How the design of a study accounts for these biases determines the overall validity of the study. There are scenarios in which a study reports a significant or non-significant effect in which the bias may be responsible, leading to an overestimation or underestimation of the association between the intervention and the outcome. Moreover, the statistical significance test itself does not give consideration for these biases in the methodology. Unfortunately, it's not uncommon for people to interpret the results without taking into account the methodology and potential biases, leading to misreporting the evidence.
At the lower end of the hierarchy are studies that are observational and retrospective in nature. These include case reports and cross-sectional studies in which data from a population is analysed and correlations are drawn between exposure and outcomes. For example, population: type 2 diabetics - participants lifestyle factors are analysed, including diet, exercise and alcohol consumption - this data is then pooled and common traits prevalent within this population are then correlated with the outcome (type 2 diabetes).
The limitation with these studies is it is very difficult to isolate a causative variable as there are so many confounding factors that are not accounted for, leading to an overestimation or underestimation of the true effect. Despite these limitations, they do have their use in research. If strong correlations are consistently observed then this certainly indicates a meaningful effect from an exposure. This effect can then be tested in a more controlled and rigorous environment, like an RCT. Moreover, observational studies can also identify potential long-term side-effects from an intervention that can't be picked up in many RCTs. Observational studies have an unfair reputation in research, and their value should not be underestimated.
The lower end of the pyramid
Right at the bottom of the pyramid are expert opinions & mechanistic studies. The expert opinions class is understandable considering it's an authors opinion carrying his/her own biases based on their own experience, alongside no control of any confounding factors. Mechanistic evidence is often a victim of many public figures misinterpreting its use, as there are numerous occasions where mechanistic evidence is not replicated in human outcome data. As an example, there is mechanistic evidence to suggest that too much polyunstaurated fat intake has detrimental effects on inflammation, however, all human outcome evidence suggests otherwise, and in fact, polyunsaturated fat intake has numerous health benefits, potentially including a reduction in inflammation. Mechanistic evidence can be considered as a complement to human outcome data to find out how an effect happens.

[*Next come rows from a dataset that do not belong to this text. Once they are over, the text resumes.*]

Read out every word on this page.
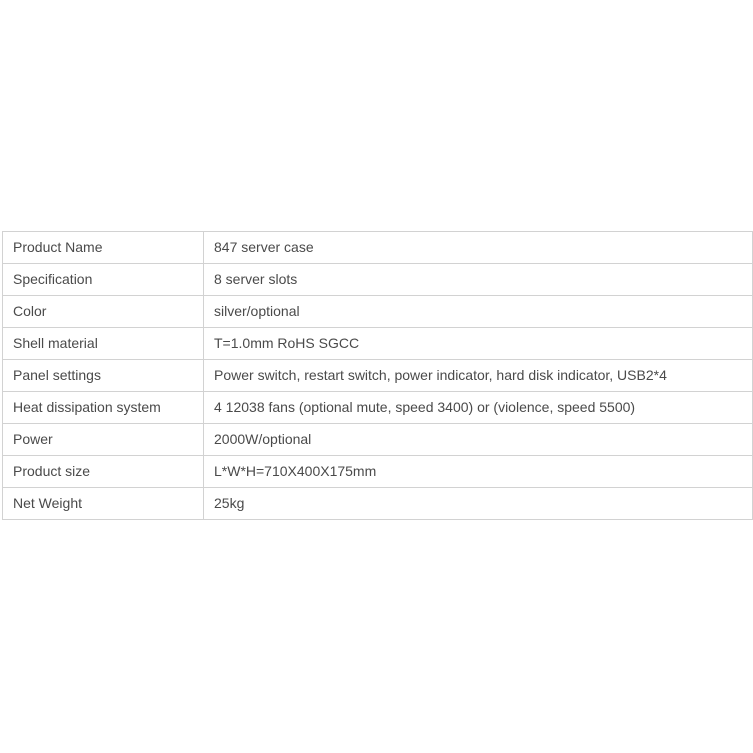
Product Name	847 server case
Specification	8 server slots
Color	silver/optional
Shell material	T=1.0mm RoHS SGCC
Panel settings	Power switch, restart switch, power indicator, hard disk indicator, USB2*4
Heat dissipation system	4 12038 fans (optional mute, speed 3400) or (violence, speed 5500)
Power	2000W/optional
Product size	L*W*H=710X400X175mm
Net Weight	25kg
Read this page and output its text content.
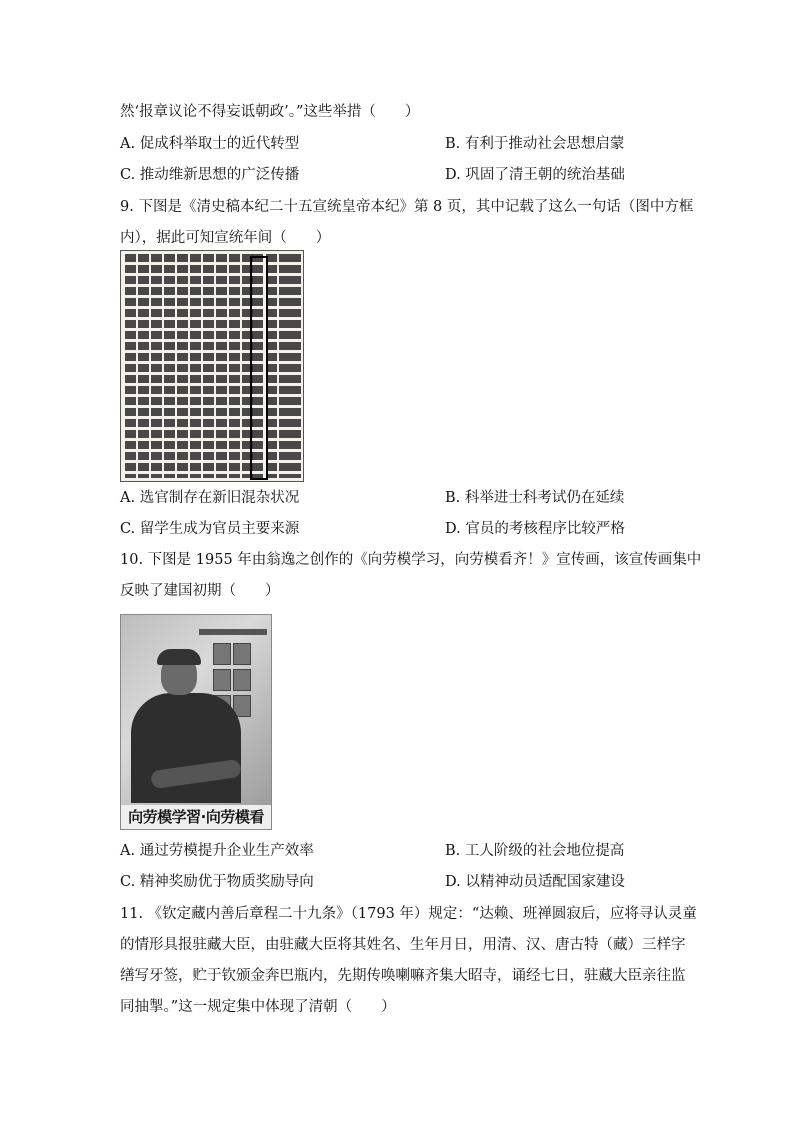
然‘报章议论不得妄诋朝政’。”这些举措（　　）
A. 促成科举取士的近代转型	B. 有利于推动社会思想启蒙
C. 推动维新思想的广泛传播	D. 巩固了清王朝的统治基础
9. 下图是《清史稿本纪二十五宣统皇帝本纪》第 8 页，其中记载了这么一句话（图中方框
内），据此可知宣统年间（　　）
A. 选官制存在新旧混杂状况	B. 科举进士科考试仍在延续
C. 留学生成为官员主要来源	D. 官员的考核程序比较严格
10. 下图是 1955 年由翁逸之创作的《向劳模学习，向劳模看齐！》宣传画，该宣传画集中
反映了建国初期（　　）
向劳模学習·向劳模看
A. 通过劳模提升企业生产效率	B. 工人阶级的社会地位提高
C. 精神奖励优于物质奖励导向	D. 以精神动员适配国家建设
11. 《钦定藏内善后章程二十九条》（1793 年）规定：“达赖、班禅圆寂后，应将寻认灵童
的情形具报驻藏大臣，由驻藏大臣将其姓名、生年月日，用清、汉、唐古特（藏）三样字
缮写牙签，贮于钦颁金奔巴瓶内，先期传唤喇嘛齐集大昭寺，诵经七日，驻藏大臣亲往监
同抽掣。”这一规定集中体现了清朝（　　）
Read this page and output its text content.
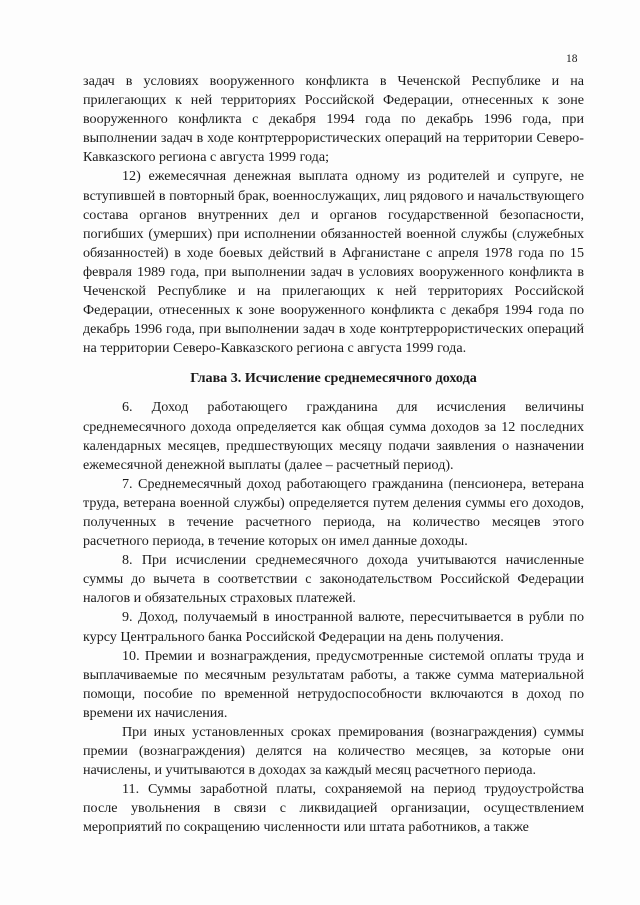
18

задач в условиях вооруженного конфликта в Чеченской Республике и на прилегающих к ней территориях Российской Федерации, отнесенных к зоне вооруженного конфликта с декабря 1994 года по декабрь 1996 года, при выполнении задач в ходе контртеррористических операций на территории Северо-Кавказского региона с августа 1999 года;

12) ежемесячная денежная выплата одному из родителей и супруге, не вступившей в повторный брак, военнослужащих, лиц рядового и начальствующего состава органов внутренних дел и органов государственной безопасности, погибших (умерших) при исполнении обязанностей военной службы (служебных обязанностей) в ходе боевых действий в Афганистане с апреля 1978 года по 15 февраля 1989 года, при выполнении задач в условиях вооруженного конфликта в Чеченской Республике и на прилегающих к ней территориях Российской Федерации, отнесенных к зоне вооруженного конфликта с декабря 1994 года по декабрь 1996 года, при выполнении задач в ходе контртеррористических операций на территории Северо-Кавказского региона с августа 1999 года.

Глава 3. Исчисление среднемесячного дохода

6. Доход работающего гражданина для исчисления величины среднемесячного дохода определяется как общая сумма доходов за 12 последних календарных месяцев, предшествующих месяцу подачи заявления о назначении ежемесячной денежной выплаты (далее – расчетный период).

7. Среднемесячный доход работающего гражданина (пенсионера, ветерана труда, ветерана военной службы) определяется путем деления суммы его доходов, полученных в течение расчетного периода, на количество месяцев этого расчетного периода, в течение которых он имел данные доходы.

8. При исчислении среднемесячного дохода учитываются начисленные суммы до вычета в соответствии с законодательством Российской Федерации налогов и обязательных страховых платежей.

9. Доход, получаемый в иностранной валюте, пересчитывается в рубли по курсу Центрального банка Российской Федерации на день получения.

10. Премии и вознаграждения, предусмотренные системой оплаты труда и выплачиваемые по месячным результатам работы, а также сумма материальной помощи, пособие по временной нетрудоспособности включаются в доход по времени их начисления.

При иных установленных сроках премирования (вознаграждения) суммы премии (вознаграждения) делятся на количество месяцев, за которые они начислены, и учитываются в доходах за каждый месяц расчетного периода.

11. Суммы заработной платы, сохраняемой на период трудоустройства после увольнения в связи с ликвидацией организации, осуществлением мероприятий по сокращению численности или штата работников, а также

Of course, the best evidence will present significantly human outcome data and mechanistic evidence to back this up, but in the absence or presence of mechanisms, human outcome data should be prioritised.
It's important to critically analyse all study designs, and not assume that just because a meta-analysis is at the top of the pyramid, that it must provide better data than a single RCT or well constructed observational or mechanistic study. All pros and cons should be considered when using evidence from different study designs and it's important to read through other aspects of the methodology like the inclusion and exclusion criteria, treatment allocation, blinding, follow-up, research environment and outcome measures to have a better idea as to whether the study is valid and provides data that reflects the true effect. After all, each statistical model is simply calculating how likely the results produced from the study represent the truth.